El informe detalla que entre el 14 y 15 de febrero de 2025, millones de tokens fueron transferidos desde las “Team Libra Wallets” hacia el protocolo descentralizado Meteoro Libra. Posteriormente, esos fondos confluyeron en una billetera intermediaria común y, el 25 de noviembre de 2025, se habrían movido hacia otra dirección identificada como “Solana First Funder: Libra – Squads Vault – Milei CATA”.
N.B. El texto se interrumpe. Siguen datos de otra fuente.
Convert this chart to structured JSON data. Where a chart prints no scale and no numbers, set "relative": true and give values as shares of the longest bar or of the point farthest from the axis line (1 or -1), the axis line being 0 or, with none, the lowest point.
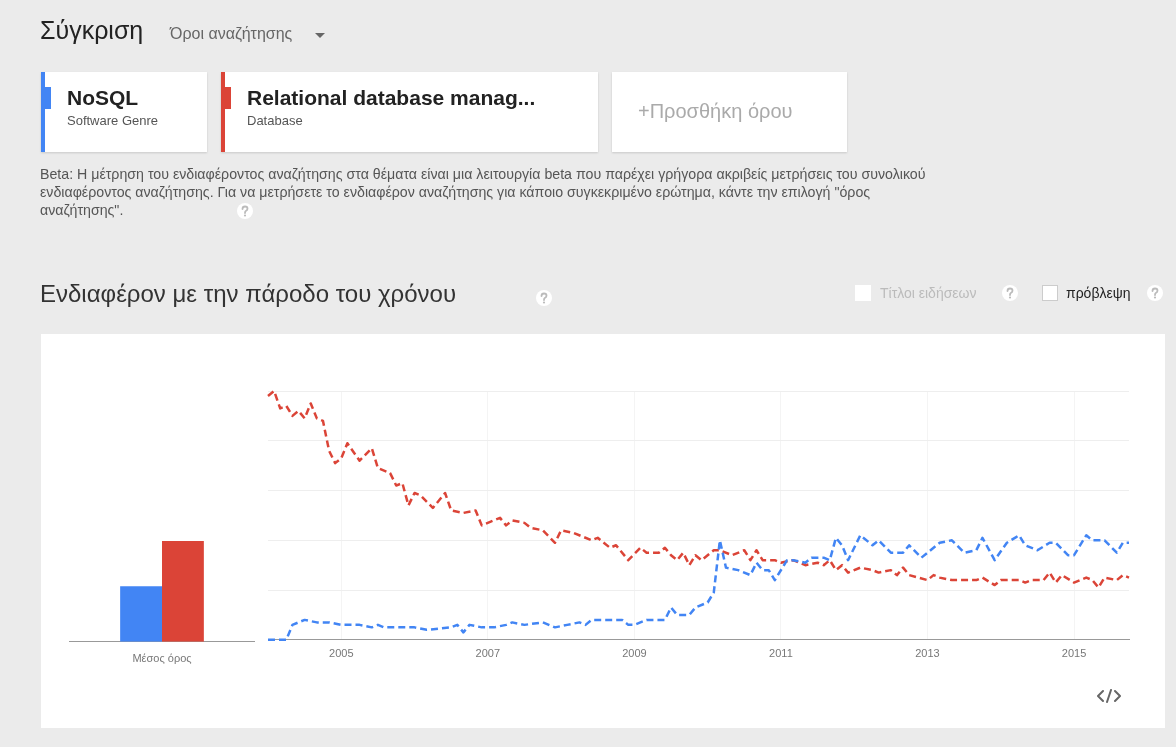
{
  "chart_data": [
    {
      "type": "bar",
      "relative": true,
      "categories": [
        "Μέσος όρος"
      ],
      "series": [
        {
          "color": "#4285f4",
          "values": [
            0.55
          ]
        },
        {
          "color": "#db4437",
          "values": [
            1
          ]
        }
      ]
    },
    {
      "type": "line",
      "title": "Ενδιαφέρον με την πάροδο του χρόνου",
      "relative": true,
      "grid": true,
      "legend": "top",
      "marker": "none",
      "line_style": "dashed",
      "xlim": [
        "2004-01",
        "2015-10"
      ],
      "xticks": [
        "2005",
        "2007",
        "2009",
        "2011",
        "2013",
        "2015"
      ],
      "annotations": [
        "Σύγκριση",
        "Όροι αναζήτησης",
        "Software Genre",
        "Database",
        "+Προσθήκη όρου",
        "Beta: Η μέτρηση του ενδιαφέροντος αναζήτησης στα θέματα είναι μια λειτουργία beta που παρέχει γρήγορα ακριβείς μετρήσεις του συνολικού ενδιαφέροντος αναζήτησης. Για να μετρήσετε το ενδιαφέρον αναζήτησης για κάποιο συγκεκριμένο ερώτημα, κάντε την επιλογή \"όρος αναζήτησης\".",
        "Τίτλοι ειδήσεων",
        "πρόβλεψη"
      ],
      "series": [
        {
          "name": "NoSQL",
          "color": "#4285f4",
          "x": [
            "2004-01",
            "2004-04",
            "2004-05",
            "2004-07",
            "2004-09",
            "2004-11",
            "2005-01",
            "2005-04",
            "2005-06",
            "2005-07",
            "2005-08",
            "2006-01",
            "2006-03",
            "2006-07",
            "2006-08",
            "2006-09",
            "2006-10",
            "2006-12",
            "2007-02",
            "2007-04",
            "2007-05",
            "2007-07",
            "2007-10",
            "2007-12",
            "2008-02",
            "2008-04",
            "2008-05",
            "2008-06",
            "2008-11",
            "2008-12",
            "2009-01",
            "2009-03",
            "2009-06",
            "2009-07",
            "2009-08",
            "2009-10",
            "2009-11",
            "2010-01",
            "2010-02",
            "2010-03",
            "2010-04",
            "2010-06",
            "2010-08",
            "2010-09",
            "2010-10",
            "2010-11",
            "2010-12",
            "2011-02",
            "2011-03",
            "2011-05",
            "2011-06",
            "2011-08",
            "2011-09",
            "2011-10",
            "2011-11",
            "2011-12",
            "2012-02",
            "2012-04",
            "2012-05",
            "2012-07",
            "2012-09",
            "2012-10",
            "2012-12",
            "2013-03",
            "2013-05",
            "2013-07",
            "2013-09",
            "2013-10",
            "2013-12",
            "2014-02",
            "2014-04",
            "2014-05",
            "2014-07",
            "2014-09",
            "2014-10",
            "2014-12",
            "2015-01",
            "2015-03",
            "2015-04",
            "2015-06",
            "2015-08",
            "2015-09",
            "2015-10"
          ],
          "values": [
            0,
            0,
            0.06,
            0.08,
            0.07,
            0.07,
            0.06,
            0.06,
            0.05,
            0.06,
            0.05,
            0.05,
            0.04,
            0.05,
            0.06,
            0.03,
            0.06,
            0.05,
            0.05,
            0.06,
            0.07,
            0.06,
            0.07,
            0.05,
            0.06,
            0.07,
            0.06,
            0.08,
            0.08,
            0.06,
            0.06,
            0.08,
            0.08,
            0.13,
            0.1,
            0.1,
            0.13,
            0.15,
            0.19,
            0.4,
            0.29,
            0.28,
            0.26,
            0.31,
            0.28,
            0.28,
            0.24,
            0.32,
            0.32,
            0.31,
            0.33,
            0.33,
            0.32,
            0.41,
            0.38,
            0.32,
            0.42,
            0.38,
            0.4,
            0.35,
            0.35,
            0.38,
            0.33,
            0.39,
            0.4,
            0.35,
            0.36,
            0.41,
            0.32,
            0.39,
            0.42,
            0.38,
            0.36,
            0.39,
            0.39,
            0.34,
            0.34,
            0.42,
            0.4,
            0.4,
            0.35,
            0.39,
            0.39
          ]
        },
        {
          "name": "Relational database manag...",
          "color": "#db4437",
          "x": [
            "2004-01",
            "2004-02",
            "2004-03",
            "2004-04",
            "2004-05",
            "2004-06",
            "2004-07",
            "2004-08",
            "2004-09",
            "2004-10",
            "2004-11",
            "2004-12",
            "2005-01",
            "2005-02",
            "2005-04",
            "2005-06",
            "2005-07",
            "2005-09",
            "2005-10",
            "2005-11",
            "2005-12",
            "2006-01",
            "2006-02",
            "2006-04",
            "2006-06",
            "2006-07",
            "2006-09",
            "2006-11",
            "2006-12",
            "2007-03",
            "2007-04",
            "2007-05",
            "2007-07",
            "2007-08",
            "2007-10",
            "2007-12",
            "2008-01",
            "2008-03",
            "2008-06",
            "2008-07",
            "2008-09",
            "2008-10",
            "2008-12",
            "2009-02",
            "2009-03",
            "2009-05",
            "2009-06",
            "2009-07",
            "2009-08",
            "2009-09",
            "2009-10",
            "2009-11",
            "2009-12",
            "2010-02",
            "2010-03",
            "2010-05",
            "2010-07",
            "2010-08",
            "2010-09",
            "2010-10",
            "2010-12",
            "2011-01",
            "2011-03",
            "2011-05",
            "2011-07",
            "2011-08",
            "2011-09",
            "2011-10",
            "2011-11",
            "2011-12",
            "2012-02",
            "2012-04",
            "2012-05",
            "2012-07",
            "2012-08",
            "2012-09",
            "2012-10",
            "2013-01",
            "2013-02",
            "2013-03",
            "2013-05",
            "2013-09",
            "2013-10",
            "2013-12",
            "2014-01",
            "2014-04",
            "2014-05",
            "2014-06",
            "2014-08",
            "2014-09",
            "2014-10",
            "2014-11",
            "2015-01",
            "2015-03",
            "2015-04",
            "2015-05",
            "2015-06",
            "2015-08",
            "2015-09",
            "2015-10"
          ],
          "values": [
            0.98,
            1,
            0.93,
            0.94,
            0.9,
            0.92,
            0.89,
            0.95,
            0.89,
            0.88,
            0.76,
            0.71,
            0.73,
            0.79,
            0.72,
            0.77,
            0.69,
            0.67,
            0.62,
            0.63,
            0.54,
            0.59,
            0.58,
            0.53,
            0.59,
            0.52,
            0.51,
            0.52,
            0.46,
            0.49,
            0.46,
            0.48,
            0.47,
            0.45,
            0.44,
            0.39,
            0.44,
            0.43,
            0.4,
            0.41,
            0.37,
            0.38,
            0.32,
            0.37,
            0.35,
            0.35,
            0.37,
            0.34,
            0.32,
            0.35,
            0.3,
            0.34,
            0.32,
            0.36,
            0.36,
            0.34,
            0.36,
            0.32,
            0.36,
            0.32,
            0.32,
            0.31,
            0.32,
            0.3,
            0.31,
            0.3,
            0.32,
            0.28,
            0.3,
            0.27,
            0.29,
            0.28,
            0.27,
            0.28,
            0.26,
            0.29,
            0.26,
            0.24,
            0.26,
            0.25,
            0.24,
            0.24,
            0.25,
            0.22,
            0.24,
            0.24,
            0.23,
            0.24,
            0.24,
            0.27,
            0.23,
            0.26,
            0.23,
            0.25,
            0.24,
            0.21,
            0.25,
            0.24,
            0.26,
            0.25
          ]
        }
      ]
    }
  ]
}
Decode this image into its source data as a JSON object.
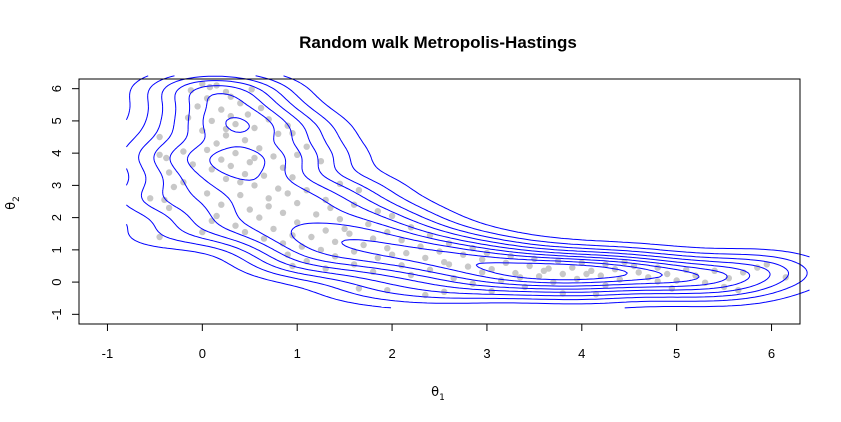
{
  "chart_data": {
    "type": "scatter",
    "title": "Random walk Metropolis-Hastings",
    "xlabel": {
      "main": "θ",
      "sub": "1"
    },
    "ylabel": {
      "main": "θ",
      "sub": "2"
    },
    "xlim": [
      -1.3,
      6.3
    ],
    "ylim": [
      -1.3,
      6.3
    ],
    "x_ticks": [
      -1,
      0,
      1,
      2,
      3,
      4,
      5,
      6
    ],
    "x_tick_labels": [
      "-1",
      "0",
      "1",
      "2",
      "3",
      "4",
      "5",
      "6"
    ],
    "y_ticks": [
      -1,
      0,
      1,
      2,
      3,
      4,
      5,
      6
    ],
    "y_tick_labels": [
      "-1",
      "0",
      "1",
      "2",
      "3",
      "4",
      "5",
      "6"
    ],
    "grid": false,
    "point_color": "#c8c8c8",
    "contour_color": "#0000ff",
    "samples": [
      [
        0.0,
        6.15
      ],
      [
        0.08,
        6.05
      ],
      [
        0.15,
        6.1
      ],
      [
        -0.12,
        5.95
      ],
      [
        0.25,
        5.9
      ],
      [
        0.52,
        5.98
      ],
      [
        0.3,
        5.75
      ],
      [
        0.05,
        5.7
      ],
      [
        0.4,
        5.55
      ],
      [
        -0.05,
        5.45
      ],
      [
        0.62,
        5.4
      ],
      [
        0.2,
        5.35
      ],
      [
        0.48,
        5.2
      ],
      [
        -0.15,
        5.1
      ],
      [
        0.7,
        5.05
      ],
      [
        0.1,
        5.0
      ],
      [
        0.35,
        4.9
      ],
      [
        0.9,
        4.85
      ],
      [
        0.55,
        4.78
      ],
      [
        0.0,
        4.7
      ],
      [
        -0.45,
        4.5
      ],
      [
        0.25,
        4.55
      ],
      [
        0.8,
        4.6
      ],
      [
        0.95,
        4.62
      ],
      [
        0.45,
        4.4
      ],
      [
        0.15,
        4.3
      ],
      [
        1.1,
        4.2
      ],
      [
        0.6,
        4.15
      ],
      [
        -0.2,
        4.05
      ],
      [
        0.05,
        4.1
      ],
      [
        0.35,
        4.0
      ],
      [
        -0.45,
        3.95
      ],
      [
        -0.38,
        3.85
      ],
      [
        0.75,
        3.9
      ],
      [
        1.0,
        3.95
      ],
      [
        0.2,
        3.8
      ],
      [
        0.5,
        3.72
      ],
      [
        -0.1,
        3.65
      ],
      [
        0.3,
        3.6
      ],
      [
        0.85,
        3.55
      ],
      [
        1.25,
        3.75
      ],
      [
        0.1,
        3.5
      ],
      [
        -0.35,
        3.4
      ],
      [
        0.45,
        3.35
      ],
      [
        0.65,
        3.3
      ],
      [
        0.95,
        3.25
      ],
      [
        0.25,
        3.2
      ],
      [
        -0.2,
        3.1
      ],
      [
        1.45,
        3.05
      ],
      [
        0.55,
        3.0
      ],
      [
        -0.3,
        2.95
      ],
      [
        0.8,
        2.9
      ],
      [
        1.1,
        2.85
      ],
      [
        1.65,
        2.85
      ],
      [
        0.05,
        2.75
      ],
      [
        0.4,
        2.7
      ],
      [
        -0.55,
        2.6
      ],
      [
        -0.4,
        2.55
      ],
      [
        0.7,
        2.6
      ],
      [
        1.3,
        2.55
      ],
      [
        1.0,
        2.45
      ],
      [
        0.2,
        2.4
      ],
      [
        1.6,
        2.4
      ],
      [
        -0.35,
        2.3
      ],
      [
        0.5,
        2.25
      ],
      [
        1.85,
        2.2
      ],
      [
        0.85,
        2.15
      ],
      [
        1.2,
        2.1
      ],
      [
        2.0,
        2.05
      ],
      [
        0.6,
        2.0
      ],
      [
        1.45,
        1.95
      ],
      [
        0.1,
        1.9
      ],
      [
        1.0,
        1.85
      ],
      [
        1.75,
        1.8
      ],
      [
        0.35,
        1.75
      ],
      [
        2.2,
        1.7
      ],
      [
        0.75,
        1.65
      ],
      [
        1.3,
        1.6
      ],
      [
        1.95,
        1.55
      ],
      [
        0.0,
        1.55
      ],
      [
        1.55,
        1.5
      ],
      [
        0.95,
        1.45
      ],
      [
        2.4,
        1.45
      ],
      [
        -0.45,
        1.4
      ],
      [
        1.15,
        1.4
      ],
      [
        1.8,
        1.35
      ],
      [
        0.65,
        1.35
      ],
      [
        2.1,
        1.3
      ],
      [
        1.4,
        1.25
      ],
      [
        2.6,
        1.2
      ],
      [
        0.85,
        1.2
      ],
      [
        1.7,
        1.15
      ],
      [
        2.3,
        1.1
      ],
      [
        1.05,
        1.1
      ],
      [
        1.95,
        1.05
      ],
      [
        2.85,
        1.05
      ],
      [
        1.25,
        1.0
      ],
      [
        2.5,
        0.95
      ],
      [
        1.6,
        0.95
      ],
      [
        3.0,
        0.9
      ],
      [
        2.15,
        0.9
      ],
      [
        0.9,
        0.85
      ],
      [
        2.75,
        0.85
      ],
      [
        1.4,
        0.8
      ],
      [
        3.25,
        0.8
      ],
      [
        1.85,
        0.75
      ],
      [
        2.35,
        0.75
      ],
      [
        3.5,
        0.72
      ],
      [
        2.95,
        0.7
      ],
      [
        1.1,
        0.65
      ],
      [
        3.75,
        0.65
      ],
      [
        2.55,
        0.62
      ],
      [
        4.0,
        0.6
      ],
      [
        3.2,
        0.6
      ],
      [
        1.6,
        0.55
      ],
      [
        4.25,
        0.55
      ],
      [
        2.1,
        0.52
      ],
      [
        3.45,
        0.5
      ],
      [
        4.55,
        0.5
      ],
      [
        0.95,
        0.5
      ],
      [
        2.8,
        0.48
      ],
      [
        3.9,
        0.45
      ],
      [
        4.8,
        0.45
      ],
      [
        1.3,
        0.42
      ],
      [
        3.05,
        0.4
      ],
      [
        4.35,
        0.4
      ],
      [
        2.4,
        0.38
      ],
      [
        5.1,
        0.38
      ],
      [
        3.6,
        0.35
      ],
      [
        4.1,
        0.35
      ],
      [
        5.4,
        0.35
      ],
      [
        1.8,
        0.32
      ],
      [
        2.95,
        0.3
      ],
      [
        4.6,
        0.3
      ],
      [
        3.3,
        0.28
      ],
      [
        5.7,
        0.3
      ],
      [
        3.8,
        0.25
      ],
      [
        4.9,
        0.25
      ],
      [
        2.2,
        0.22
      ],
      [
        4.2,
        0.2
      ],
      [
        5.2,
        0.2
      ],
      [
        3.55,
        0.18
      ],
      [
        6.15,
        0.15
      ],
      [
        4.7,
        0.15
      ],
      [
        2.65,
        0.12
      ],
      [
        5.55,
        0.12
      ],
      [
        3.95,
        0.1
      ],
      [
        4.4,
        0.08
      ],
      [
        5.0,
        0.05
      ],
      [
        3.15,
        0.05
      ],
      [
        5.85,
        0.45
      ],
      [
        5.95,
        0.55
      ],
      [
        4.8,
        0.02
      ],
      [
        3.7,
        0.0
      ],
      [
        5.3,
        -0.02
      ],
      [
        2.85,
        -0.05
      ],
      [
        4.25,
        -0.1
      ],
      [
        5.5,
        -0.15
      ],
      [
        3.4,
        -0.15
      ],
      [
        4.95,
        -0.2
      ],
      [
        1.65,
        -0.2
      ],
      [
        2.55,
        -0.3
      ],
      [
        3.8,
        -0.35
      ],
      [
        4.15,
        -0.38
      ],
      [
        2.35,
        -0.4
      ],
      [
        1.95,
        -0.25
      ],
      [
        5.65,
        -0.25
      ],
      [
        3.05,
        -0.28
      ],
      [
        0.55,
        3.85
      ],
      [
        0.25,
        4.75
      ],
      [
        0.4,
        3.1
      ],
      [
        0.7,
        2.35
      ],
      [
        0.15,
        2.05
      ],
      [
        1.35,
        2.3
      ],
      [
        0.45,
        1.55
      ],
      [
        2.6,
        0.55
      ],
      [
        3.35,
        0.15
      ],
      [
        4.45,
        0.62
      ],
      [
        3.65,
        0.42
      ],
      [
        4.05,
        0.25
      ],
      [
        2.0,
        0.85
      ],
      [
        1.5,
        1.65
      ],
      [
        0.9,
        2.75
      ],
      [
        0.3,
        5.15
      ]
    ]
  }
}
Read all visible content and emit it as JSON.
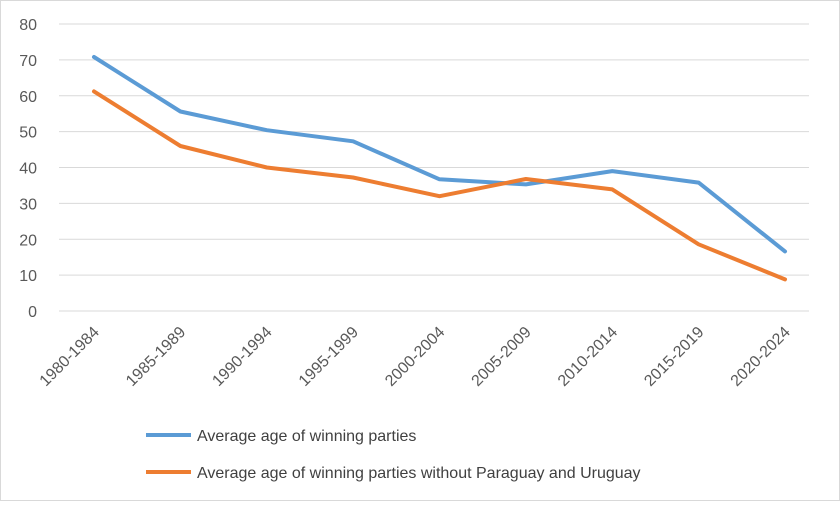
{
  "chart_data": {
    "type": "line",
    "title": "",
    "xlabel": "",
    "ylabel": "",
    "ylim": [
      0,
      80
    ],
    "yticks": [
      0,
      10,
      20,
      30,
      40,
      50,
      60,
      70,
      80
    ],
    "grid": true,
    "legend_position": "bottom-left",
    "categories": [
      "1980-1984",
      "1985-1989",
      "1990-1994",
      "1995-1999",
      "2000-2004",
      "2005-2009",
      "2010-2014",
      "2015-2019",
      "2020-2024"
    ],
    "series": [
      {
        "name": "Average age of winning parties",
        "color": "#5b9bd5",
        "values": [
          70.8,
          55.6,
          50.4,
          47.3,
          36.7,
          35.3,
          39.0,
          35.8,
          16.6
        ]
      },
      {
        "name": "Average age of winning parties without Paraguay and Uruguay",
        "color": "#ed7d31",
        "values": [
          61.2,
          46.0,
          40.0,
          37.2,
          32.0,
          36.8,
          33.9,
          18.6,
          8.8
        ]
      }
    ]
  }
}
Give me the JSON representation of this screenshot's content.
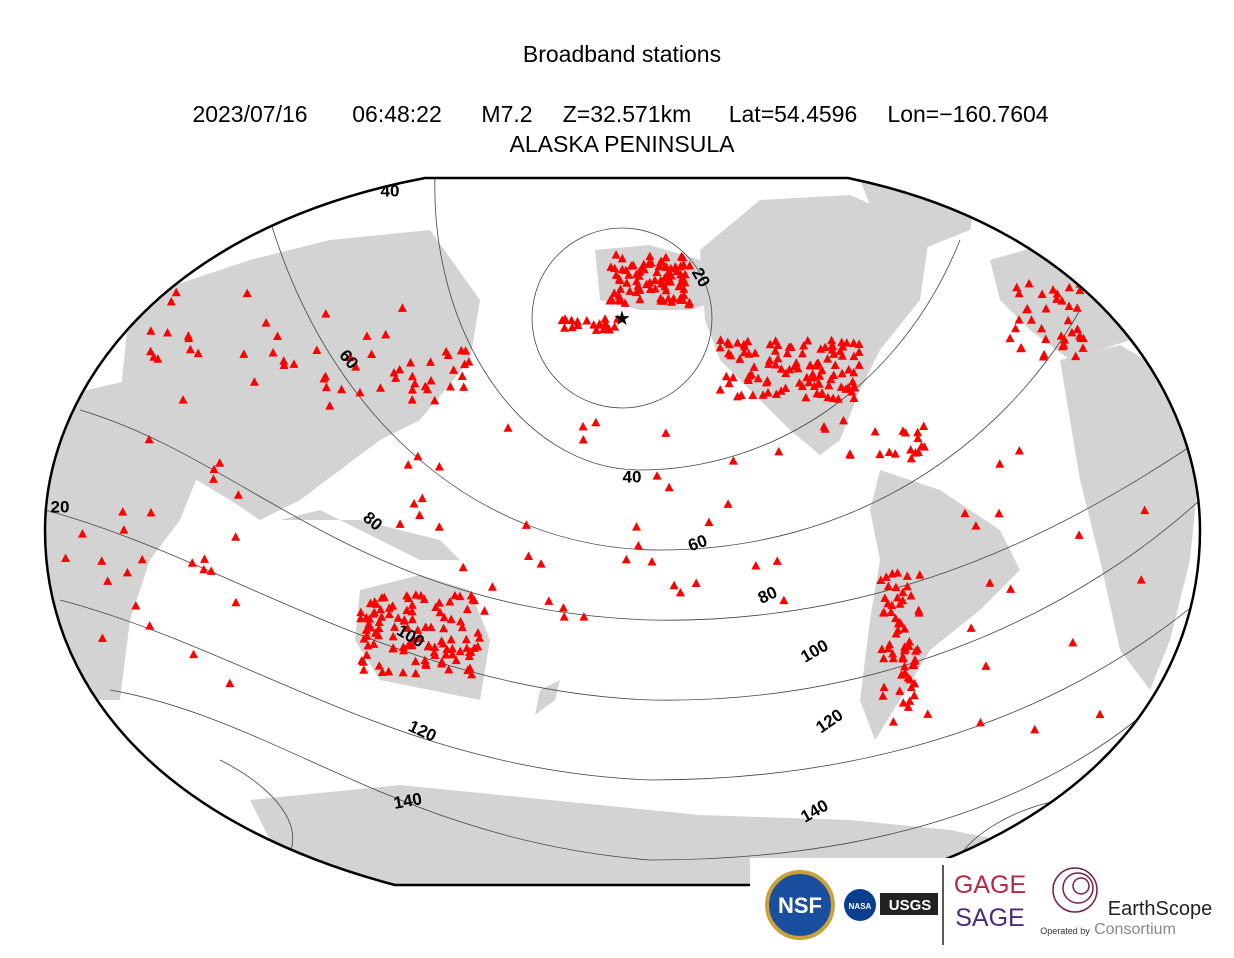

Según el análisis policial, el 10 de mayo de 2026 se inició una salida masiva de fondos mediante un protocolo de interoperabilidad. En ese proceso, 498.539,85 USDT fueron transferidos a una billetera en la red Tron, tras un depósito equivalente en USDC en Solana. Luego, el dinero ingresó a una cuenta de concentración desde donde, mediante una estrategia conocida como pitufeo digital o smurfing, se distribuyó en montos fragmentados a múltiples billeteras para dificultar su rastreo.
Los investigadores también detectaron diecisiete “puentes” de criptoactivos USDC o USDT que unieron la red Solana con la red Tron, todos depositados en una misma billetera. Estas maniobras forman parte de la pesquisa sobre el caso $LIBRA, que comenzó luego de que el presidente Javier Milei promocionara el token en su cuenta de X el 14 de febrero de 2025.
La denuncia sostiene que el precio del token escaló desde US$0,01 hasta casi US$5 en cuestión de horas, para luego caer abruptamente tras ventas atribuidas a los creadores y actores con acceso a información privilegiada. Más de 40.000 personas sufrieron pérdidas y el retiro de fondos alcanzó aproximadamente los US$100 millones, según la presentación judicial.
En la causa están señaladas las empresas Kip Network, representada por Julian Peh, y Kelsier Ventures, del estadounidense Hayden Davis, como parte de la creación y lanzamiento del token. También figuran imputados el lobista Mauricio Novelli, su socio Manuel Terrones Godoy y el propio Davis. Recientemente, el juez apartó a querellantes que se presentaron como inversores damnificados, decisión que fue apelada ante la Sala I de la Cámara Federal porteña, lo que mantiene en curso la disputa judicial en torno a esta causa.